The 2020 county tax rate may continue may continue its downward decline next year.
Grayson County Commissioners started budget sessions this week and the proposed tax rate of .416429 per $100 valuation could save a county tax payer with a $100,000 home about $23.94 cents in county taxes, if approved.
“This is a very, very, very conservative budget,” GC Judge Bill Magers explained the numbers commissioners have tentatively agreed upon. Though Magers said the process is well on its way this year, the budget will not be final until sometime late September or early October.
He also said that there has been a lot of talk this year about holding the line on taxes and on appraisal creep. This budget, he said, shows that they have lowered the tax rate by 16 percent over the past four years.
“We are actually lowering the rate faster than its creeping,” he said.
This marks several years in a row that the county has actually cut the tax rate including in 2019, and 2018, most recently.
The tax rate will support a budget that includes giving county employees a 3.5 percent pay increase and some big ticket items that could need funding in the upcoming fiscal year. The county has set aside $400,000 for improvements at the Loy Lake spillway though there is hope that such improvements won’t be that expensive. The budget also includes $400,000 to connect North Texas Regional Airport — Perrin Field to radar services.
The budget includes one new part-time employee for County Commissioner Precinct 4 and the upgrading of one part-time employee to full-time for the County Extension Office.
Magers said as the county continues to grow, local school districts do as well. That means the County Extension Office is working with more and more students.
The county has also set aside $40,000 for the census and will partner with the city of Sherman which has promised $25,000 and the city of Denison which has promised $15,000 for work toward getting all of Grayson County counted. Spending money on the census makes sense, Magers said, because there are millions of transportation dollars tied to those numbers.
Magers said there were some additional increases in the budget that were relatively minor. For instance, he said, Grayson County Sheriff Tom Watt wanted to increase the number of hours worked for his nine investigators and two sergeants from 80 hours to 84 hours. Watt said that they are already working that many hours but right now and the SO is paying them in comp time. He has the money in his budget, but he is just looking to make the change official.
Also in the budget, is $50,000 to look at possible expansion for the Grayson County Jail. He said the jail isn’t at the point that it needs such expansion at this time, but it is best to stay ahead of the trend.
The budget, Magers said, also includes $25,000 for extra indigent defense costs for some upcoming murder trials and $4,000 in elections for the 20/20 election.
Though the county has, most recently, tied the amount of increase given to fire departments and ambulance services that provide care for people in the unincorporated areas of the county, to the amount of increase given to county employees, Magers said. But that is not the case this year.
“We spent a million plus on radar this year so that’s our contribution to the ambulance and fire,” he said.

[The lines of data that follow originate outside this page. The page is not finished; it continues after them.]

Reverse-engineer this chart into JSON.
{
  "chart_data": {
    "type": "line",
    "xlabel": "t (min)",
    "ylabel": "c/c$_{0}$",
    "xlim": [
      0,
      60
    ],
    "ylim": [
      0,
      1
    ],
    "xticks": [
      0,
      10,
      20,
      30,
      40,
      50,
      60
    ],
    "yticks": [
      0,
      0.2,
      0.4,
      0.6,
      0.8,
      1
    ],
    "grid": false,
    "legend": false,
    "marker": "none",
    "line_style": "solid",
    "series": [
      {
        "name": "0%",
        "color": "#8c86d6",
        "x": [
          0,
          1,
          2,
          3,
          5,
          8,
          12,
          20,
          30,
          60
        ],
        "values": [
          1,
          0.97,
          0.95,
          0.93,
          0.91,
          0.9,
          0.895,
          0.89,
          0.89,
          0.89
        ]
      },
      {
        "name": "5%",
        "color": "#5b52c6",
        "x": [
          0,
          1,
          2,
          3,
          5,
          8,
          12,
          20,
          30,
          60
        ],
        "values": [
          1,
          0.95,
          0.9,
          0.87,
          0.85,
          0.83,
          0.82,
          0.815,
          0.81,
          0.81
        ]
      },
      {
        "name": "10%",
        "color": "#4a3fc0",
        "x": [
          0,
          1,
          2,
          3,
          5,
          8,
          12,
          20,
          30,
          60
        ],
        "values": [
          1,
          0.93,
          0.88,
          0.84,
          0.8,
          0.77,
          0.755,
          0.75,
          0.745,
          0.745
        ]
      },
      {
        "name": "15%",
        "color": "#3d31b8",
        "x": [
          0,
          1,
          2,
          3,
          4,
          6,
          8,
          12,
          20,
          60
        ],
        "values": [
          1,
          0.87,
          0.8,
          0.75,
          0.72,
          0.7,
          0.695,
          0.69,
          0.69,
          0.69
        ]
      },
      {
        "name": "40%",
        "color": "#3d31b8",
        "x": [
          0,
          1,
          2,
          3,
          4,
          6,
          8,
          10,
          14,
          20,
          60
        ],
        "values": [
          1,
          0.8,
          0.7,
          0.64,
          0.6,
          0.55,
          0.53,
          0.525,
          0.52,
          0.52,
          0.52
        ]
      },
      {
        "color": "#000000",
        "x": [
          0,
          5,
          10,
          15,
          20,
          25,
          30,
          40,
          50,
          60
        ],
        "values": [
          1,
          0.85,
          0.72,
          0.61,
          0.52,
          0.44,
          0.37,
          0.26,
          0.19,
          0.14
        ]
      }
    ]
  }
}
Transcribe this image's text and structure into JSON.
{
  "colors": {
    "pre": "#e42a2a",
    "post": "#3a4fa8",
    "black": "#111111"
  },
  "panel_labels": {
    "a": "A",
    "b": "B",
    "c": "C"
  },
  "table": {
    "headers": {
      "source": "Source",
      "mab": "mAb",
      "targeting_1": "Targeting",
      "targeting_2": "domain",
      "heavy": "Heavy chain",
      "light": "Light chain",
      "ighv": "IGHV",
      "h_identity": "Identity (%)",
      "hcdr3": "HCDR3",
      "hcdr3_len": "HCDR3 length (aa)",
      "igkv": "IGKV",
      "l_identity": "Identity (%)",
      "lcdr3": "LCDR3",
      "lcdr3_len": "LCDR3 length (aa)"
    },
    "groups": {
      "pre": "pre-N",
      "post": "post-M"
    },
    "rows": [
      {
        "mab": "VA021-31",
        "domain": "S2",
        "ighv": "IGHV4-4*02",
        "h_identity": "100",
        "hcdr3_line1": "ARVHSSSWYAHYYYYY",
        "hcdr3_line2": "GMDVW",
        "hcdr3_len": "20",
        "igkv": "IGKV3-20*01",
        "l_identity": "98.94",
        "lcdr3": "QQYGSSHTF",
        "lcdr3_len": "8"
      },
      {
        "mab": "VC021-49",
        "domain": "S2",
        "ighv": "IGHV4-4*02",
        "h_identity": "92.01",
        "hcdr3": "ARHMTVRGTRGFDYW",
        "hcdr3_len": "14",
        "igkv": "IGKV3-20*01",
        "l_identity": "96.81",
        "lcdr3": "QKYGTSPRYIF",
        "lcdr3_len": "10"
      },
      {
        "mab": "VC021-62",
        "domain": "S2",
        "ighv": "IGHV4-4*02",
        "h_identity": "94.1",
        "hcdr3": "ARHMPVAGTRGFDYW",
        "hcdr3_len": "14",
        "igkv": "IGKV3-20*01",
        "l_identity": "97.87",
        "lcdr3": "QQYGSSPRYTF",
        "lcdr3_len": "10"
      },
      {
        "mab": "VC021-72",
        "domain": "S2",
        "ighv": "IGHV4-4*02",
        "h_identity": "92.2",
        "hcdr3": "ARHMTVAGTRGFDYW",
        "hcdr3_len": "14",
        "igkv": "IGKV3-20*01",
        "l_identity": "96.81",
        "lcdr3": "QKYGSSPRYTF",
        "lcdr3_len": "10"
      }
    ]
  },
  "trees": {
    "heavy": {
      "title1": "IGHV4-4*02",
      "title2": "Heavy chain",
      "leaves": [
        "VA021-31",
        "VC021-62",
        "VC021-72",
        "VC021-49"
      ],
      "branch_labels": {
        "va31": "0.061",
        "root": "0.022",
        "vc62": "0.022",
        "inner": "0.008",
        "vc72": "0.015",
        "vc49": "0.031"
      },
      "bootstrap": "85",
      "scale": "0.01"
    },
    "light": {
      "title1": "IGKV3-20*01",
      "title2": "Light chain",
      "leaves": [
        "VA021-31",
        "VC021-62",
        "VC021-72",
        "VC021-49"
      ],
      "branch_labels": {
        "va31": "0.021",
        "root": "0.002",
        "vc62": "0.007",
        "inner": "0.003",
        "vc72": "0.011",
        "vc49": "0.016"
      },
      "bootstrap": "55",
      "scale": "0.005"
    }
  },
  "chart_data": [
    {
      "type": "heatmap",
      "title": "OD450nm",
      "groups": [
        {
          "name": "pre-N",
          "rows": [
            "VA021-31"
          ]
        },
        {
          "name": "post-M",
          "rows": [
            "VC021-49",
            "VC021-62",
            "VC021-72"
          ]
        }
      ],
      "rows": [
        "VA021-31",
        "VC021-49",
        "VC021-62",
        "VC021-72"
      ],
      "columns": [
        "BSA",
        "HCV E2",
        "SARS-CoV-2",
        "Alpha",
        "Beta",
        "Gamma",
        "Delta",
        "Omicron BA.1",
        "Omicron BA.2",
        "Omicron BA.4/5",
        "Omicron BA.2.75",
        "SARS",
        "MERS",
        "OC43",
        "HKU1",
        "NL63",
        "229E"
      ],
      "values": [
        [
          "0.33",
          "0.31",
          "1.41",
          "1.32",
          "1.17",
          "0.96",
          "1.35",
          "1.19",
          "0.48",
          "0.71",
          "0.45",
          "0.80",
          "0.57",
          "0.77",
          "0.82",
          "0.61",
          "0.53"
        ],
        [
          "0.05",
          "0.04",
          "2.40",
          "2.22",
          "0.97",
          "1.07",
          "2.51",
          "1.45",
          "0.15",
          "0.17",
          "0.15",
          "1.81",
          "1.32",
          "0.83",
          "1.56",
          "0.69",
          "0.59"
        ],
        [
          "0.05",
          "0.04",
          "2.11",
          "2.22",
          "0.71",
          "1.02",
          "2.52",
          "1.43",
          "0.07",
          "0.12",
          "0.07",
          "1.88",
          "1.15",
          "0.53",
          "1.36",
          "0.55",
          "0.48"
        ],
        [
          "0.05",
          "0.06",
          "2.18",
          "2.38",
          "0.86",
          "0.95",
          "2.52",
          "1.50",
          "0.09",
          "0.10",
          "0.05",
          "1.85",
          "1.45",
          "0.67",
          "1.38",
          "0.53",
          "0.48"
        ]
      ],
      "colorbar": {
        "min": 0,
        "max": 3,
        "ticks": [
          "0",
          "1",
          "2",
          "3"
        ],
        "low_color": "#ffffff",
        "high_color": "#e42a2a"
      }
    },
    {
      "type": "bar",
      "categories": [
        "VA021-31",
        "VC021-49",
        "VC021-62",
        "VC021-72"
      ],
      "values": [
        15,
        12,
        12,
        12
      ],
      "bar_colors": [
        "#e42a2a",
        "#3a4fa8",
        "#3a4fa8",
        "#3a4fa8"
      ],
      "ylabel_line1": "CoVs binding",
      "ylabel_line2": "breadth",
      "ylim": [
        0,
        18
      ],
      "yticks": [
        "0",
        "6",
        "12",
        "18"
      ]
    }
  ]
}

Magers said the $1,502,790 in major requests and projects for the year will be cut significantly if the county doesn’t have to do the Spillway project or if the county pays for the radar project out of right of way funds. He said the county will eventually be reimbursed for the radar.
He said the county is also continuing to draw down its fund balance. They would need about $10 million for 90 days worth of fund balance. They have just over $17 million in fund balance right now.
Magers said the county could cut taxes even deeper, but they want to take a slower pace at doing that because no one wants to lower it just to have increase it a few years down the road.
“We feel like there are some capital expenses that may come down the pike at some point down the road that we can’t see from here,” he said noting that they want to make sure those items can be handled without the county needing to take on more debt.